Ao lado do O.K. Corral, fica o Historama, local onde é contada a história de Tombstone e do famoso duelo. Em suas salas, porém, ao invés de mapas, retratos de antigos governantes ou documentos históricos, predominam cartazes de “westerns”, com destaque especial para dois filmes menores: “West of Tombstone”, de Howard Bretherton e “Tombstone, a Justiça está Chegando”, de George Cosmatos.  Na parede de uma das salas está afixada uma relação de filmes (veja box) relacionados com Tombstone e/ou suas lendárias figuras.  Nas lojas das cidades estão à venda muitos imãs com cartazes de filmes.
 
É um sem fim de ícones e monumentos do faroeste. Numa transversal, a edificação do Tombstone Epitaph, com suas velhas impressoras em exibição. Perto, o velho e bem preservado prédio do Tribunal, onde  se julgava, se perdoava ou se enforcava aos montes. No terreno dos fundos, uma cópia fiel de cadafalso, com duas forcas ameaçadoras soltas no ar. De lá, os condenados iam direto para suas covas no cemitério mais famoso do oeste: o Boot Hill. Tão famoso que nos Estados Unidos a palavra “boothill” virou sinônimo de local de enterro.
 
Uma visita a Boot Hill é algo de inesquecível. As lápides (tombstones) e as identificações daqueles que estão enterrados ali são retrato e testemunhas da época.
 
 “Aqui estão Dan Dowd, Red Sample, Tex Howard, Bill Delaney e Dan Kelly, enforcados legalmente em 08 de março de 1884”; “aqui jaz Lester Moore. Quatro balas de um 44. Nem menos, nem mais; “John Heath, retirado da cadeia pública e LINCHADO (assim mesmo, em letras enormes) por uma turba em Tombstone. 22 de fevereiro de 1884”.
 
No meio de dezenas de placas como essas, aparecem três outras colocadas lado a lado numa cova maior e bem cuidada : “ Billy Clanton, morto em 26  de outubro,1881”; “Frank McLaury, morto em 26 de outubro,1881”; “Tom McLaury, morto em 26 de outubro,1881”. Uma  placa maior não deixa dúvidas e como que resume a tragédia: “Billy, Frank e Tom. Assassinados nas ruas de Tombstone”. E imortalizados por Hollywood, poderia ser acrescentado.
 
Afinal , como lembra a frase escrita numa camiseta à venda numa loja de souvenirs da Allen Street , “When you kill your enemies in a group, call Hollywood ”.
 
Alguns filmes com o tema: 

1. Frontier Marshall (34), de Lewis Seiler  - George O’Obrien interpreta Michael Earp.
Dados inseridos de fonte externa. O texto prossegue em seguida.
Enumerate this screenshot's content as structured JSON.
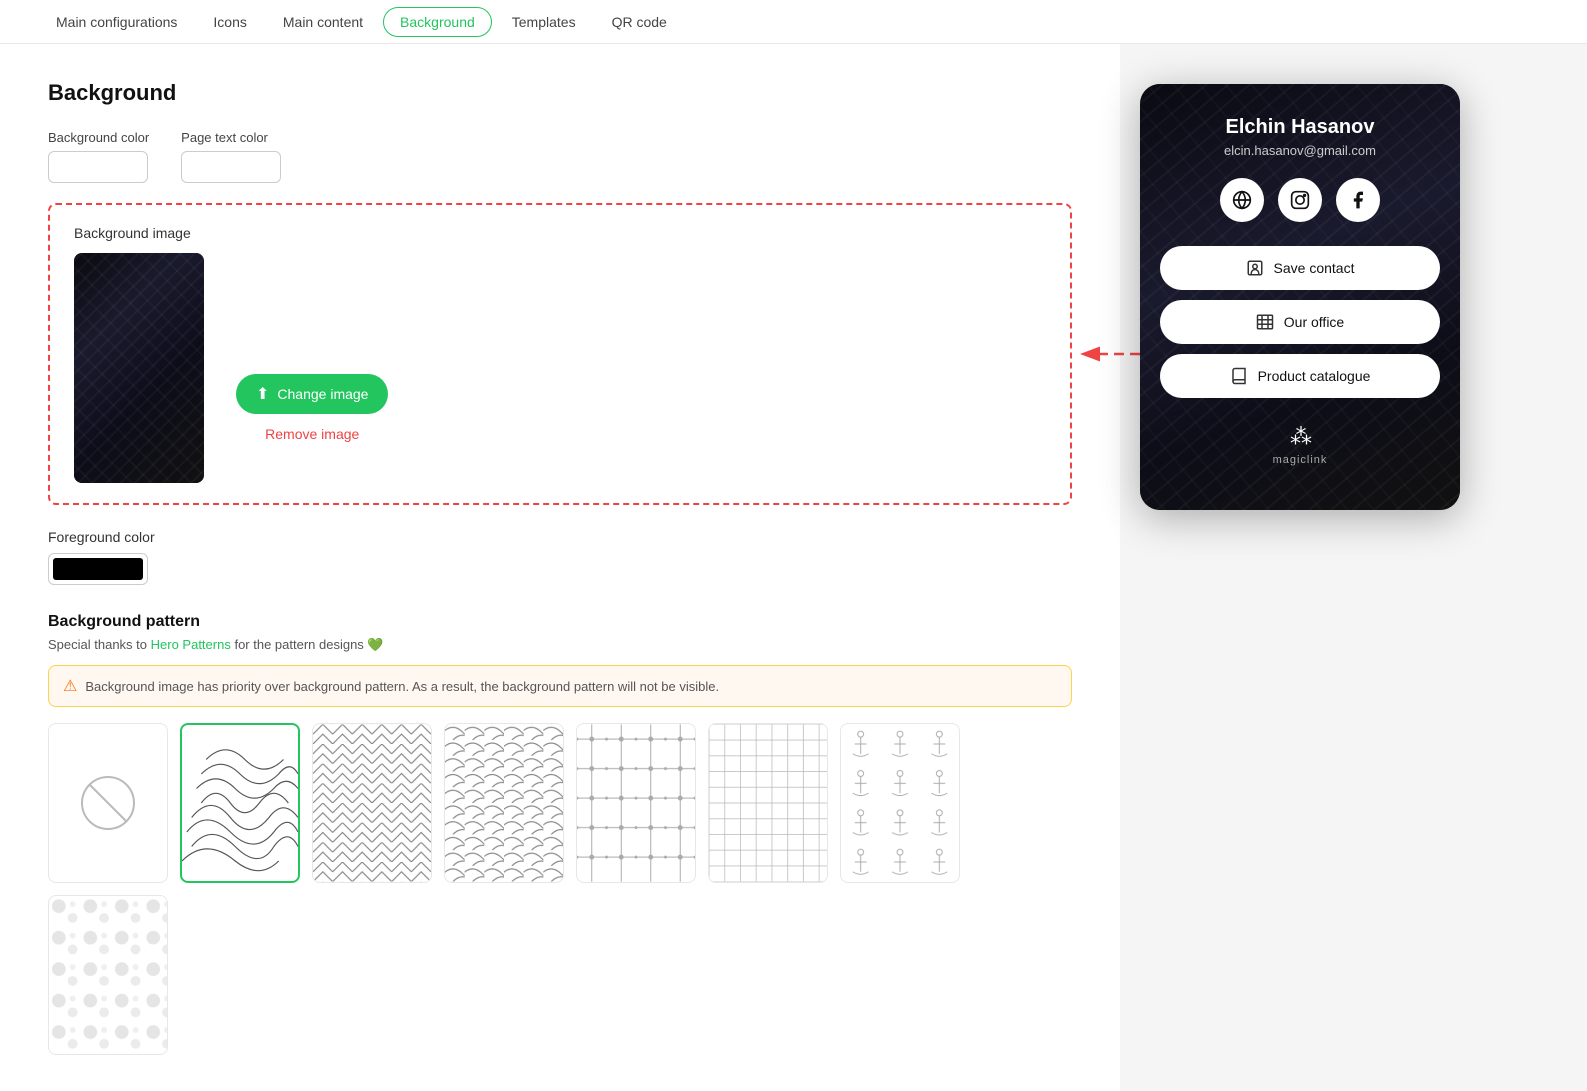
{
  "tabs": [
    {
      "id": "main-configurations",
      "label": "Main configurations",
      "active": false
    },
    {
      "id": "icons",
      "label": "Icons",
      "active": false
    },
    {
      "id": "main-content",
      "label": "Main content",
      "active": false
    },
    {
      "id": "background",
      "label": "Background",
      "active": true
    },
    {
      "id": "templates",
      "label": "Templates",
      "active": false
    },
    {
      "id": "qr-code",
      "label": "QR code",
      "active": false
    }
  ],
  "section": {
    "title": "Background",
    "bg_color_label": "Background color",
    "text_color_label": "Page text color",
    "bg_image_label": "Background image",
    "change_image_btn": "Change image",
    "remove_image_btn": "Remove image",
    "fg_color_label": "Foreground color",
    "pattern_title": "Background pattern",
    "pattern_credit_text": "Special thanks to ",
    "pattern_credit_link": "Hero Patterns",
    "pattern_credit_suffix": " for the pattern designs 💚",
    "warning_text": "Background image has priority over background pattern. As a result, the background pattern will not be visible."
  },
  "card": {
    "name": "Elchin Hasanov",
    "email": "elcin.hasanov@gmail.com",
    "save_contact": "Save contact",
    "our_office": "Our office",
    "product_catalogue": "Product catalogue",
    "footer_brand": "magiclink"
  }
}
2. In Early Arizona (38), de Joseph Levering, com Harry Woods
3. Winchester 73 (50), de Anthony Mann, com  James Stewart e Shelley Winters.
4. Duelo de Morte (Law and Order)  (53), de Nathan Juran,  com Ronald Reagan e Dorothy Malone.
5. Powder River (53), de Louis King (irmão caçula de Henry King), com Rory Calhoun, Corrine Calvet, Cameron Mitchell.
6. Badman’s  Country (58), de Fred F. Sears, com George Montgomery
7. Jennie Lee  Ha Una Nuova Pistola (spaguetti) - 64
8. The Outlaws is  Coming (64), de Norman Maurer
9. A Hora da Pistola (Hour of the Gun)  (67) John Sturges. Jason Robards faz o Doc Holliday.
10. Assassinato em Hollywood (Sunset)  (87), de Blake Edwards, com Bruce Willis.